To some sectors of the public, it was unclear how much Swift was really in the dark about the sales of these recordings, but behind the scenes she was just searching for a way to get them back. “The molecular chemistry of that old label was that every creative choice I wanted to make was second-guessed,” she said of the six records she released on the label. “I was really overthinking these albums.”
Feeling backed into a corner once again, she landed on the idea of re-recording those studio records to regain the control she had lost and largely devalue the original recordings. The (Taylor’s Version) recordings of Fearless, Speak Now, Red, 1989, and soon Reputation turned what was already a musical goldmine into a diamond jackpot. She might have been unfamiliar with how to navigate the court of public spectacle, but she knew how to play the music game all too well.
After the 2009 VMAs, she remembered, “I realized every record label was actively working to try to replace me. I thought instead, I’d replace myself first with a new me. It’s harder to hit a moving target.” She hasn’t stopped moving since, really, apart from that stint away from the public eye to recover from what she described at the time as a “character assassination.” Now, she has no interest in disappearing just because someone has tried to chase her away.
“Life is short. Have adventures. I locking myself away in my house for a lot of years—I’ll never get that time back. I’m more trusting now than I was six years ago,” Swift shared. And as for the people who stood in the way of her getting to this moment, she isn’t too concerned about that, either. “I’ve also learned there’s no point in actively trying to quote unquote defeat your enemies,” she says, echoing the ethos of “Long Story Short,” from 2020’s Evermore. “Trash takes itself out every single time.”
Now with the past firmly where it belongs, Swift has used her pain to fuel her success with the massive Eras tour and subsequent concert film she released earlier this summer. She’s learned how to shut out any distractions and keep her eye on the prize. Her fans “had to work really hard to get the tickets,” she said. “I wanted to play a show that was longer than they ever thought it would be, because that makes me feel good leaving the stadium.”

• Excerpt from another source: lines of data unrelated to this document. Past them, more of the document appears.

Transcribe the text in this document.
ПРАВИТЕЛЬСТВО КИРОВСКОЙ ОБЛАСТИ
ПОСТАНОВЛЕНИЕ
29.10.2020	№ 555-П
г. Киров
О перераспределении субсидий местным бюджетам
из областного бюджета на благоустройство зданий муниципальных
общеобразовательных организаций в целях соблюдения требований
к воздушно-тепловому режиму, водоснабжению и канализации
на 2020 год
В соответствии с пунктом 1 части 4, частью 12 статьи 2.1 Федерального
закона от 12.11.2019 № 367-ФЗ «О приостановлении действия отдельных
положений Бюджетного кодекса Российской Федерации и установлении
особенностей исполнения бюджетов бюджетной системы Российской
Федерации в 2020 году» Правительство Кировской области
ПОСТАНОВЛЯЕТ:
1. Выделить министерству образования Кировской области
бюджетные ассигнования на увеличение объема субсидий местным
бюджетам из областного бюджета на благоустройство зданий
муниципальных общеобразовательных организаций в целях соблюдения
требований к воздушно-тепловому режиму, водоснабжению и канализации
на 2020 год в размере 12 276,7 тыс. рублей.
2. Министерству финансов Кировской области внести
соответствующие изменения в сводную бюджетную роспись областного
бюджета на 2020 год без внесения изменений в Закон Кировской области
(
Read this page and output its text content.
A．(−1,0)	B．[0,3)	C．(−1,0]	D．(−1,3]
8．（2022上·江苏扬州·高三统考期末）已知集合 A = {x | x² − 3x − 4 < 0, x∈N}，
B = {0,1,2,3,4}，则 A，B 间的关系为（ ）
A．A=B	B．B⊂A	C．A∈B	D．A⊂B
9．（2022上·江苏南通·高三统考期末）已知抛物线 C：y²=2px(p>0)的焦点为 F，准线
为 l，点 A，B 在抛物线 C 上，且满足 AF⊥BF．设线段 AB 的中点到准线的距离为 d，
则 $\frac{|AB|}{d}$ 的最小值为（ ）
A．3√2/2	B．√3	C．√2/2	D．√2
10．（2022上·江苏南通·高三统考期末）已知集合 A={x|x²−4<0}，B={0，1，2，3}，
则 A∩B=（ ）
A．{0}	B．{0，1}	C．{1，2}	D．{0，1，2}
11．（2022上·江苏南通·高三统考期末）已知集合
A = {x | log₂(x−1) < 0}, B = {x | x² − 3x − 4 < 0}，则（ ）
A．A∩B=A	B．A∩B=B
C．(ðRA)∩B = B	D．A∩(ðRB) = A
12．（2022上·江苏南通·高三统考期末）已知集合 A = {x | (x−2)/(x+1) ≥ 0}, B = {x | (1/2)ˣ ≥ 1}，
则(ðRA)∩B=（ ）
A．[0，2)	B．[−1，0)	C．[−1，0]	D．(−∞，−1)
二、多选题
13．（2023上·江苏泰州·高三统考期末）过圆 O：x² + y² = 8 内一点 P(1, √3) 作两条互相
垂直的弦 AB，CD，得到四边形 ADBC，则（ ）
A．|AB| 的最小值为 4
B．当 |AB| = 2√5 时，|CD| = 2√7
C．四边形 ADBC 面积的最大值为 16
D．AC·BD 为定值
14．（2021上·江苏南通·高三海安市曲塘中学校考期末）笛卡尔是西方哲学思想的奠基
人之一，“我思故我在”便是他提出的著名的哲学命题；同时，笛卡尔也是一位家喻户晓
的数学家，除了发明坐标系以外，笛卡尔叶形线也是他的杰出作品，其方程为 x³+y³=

In order to do so, Swift said she began physically training for the show six months before it started. “Every day I would run on the treadmill, singing the entire set list out loud,” she said. “Fast for fast songs, and a jog or a fast walk for slow songs. Then I had three months of dance training, because I wanted to get it in my bones,” she added. “I wanted to be so over-rehearsed that I could be silly with the fans, and not lose my train of thought.”
At the end of the day, Swift said it all goes back to one thing: keeping her fans happy. “I know I’m going on that stage whether I’m sick, injured, heartbroken, uncomfortable, or stressed,” she said. “That’s part of my identity as a human being now. If someone buys a ticket to my show, I’m going to play it unless we have some sort of force majeure.”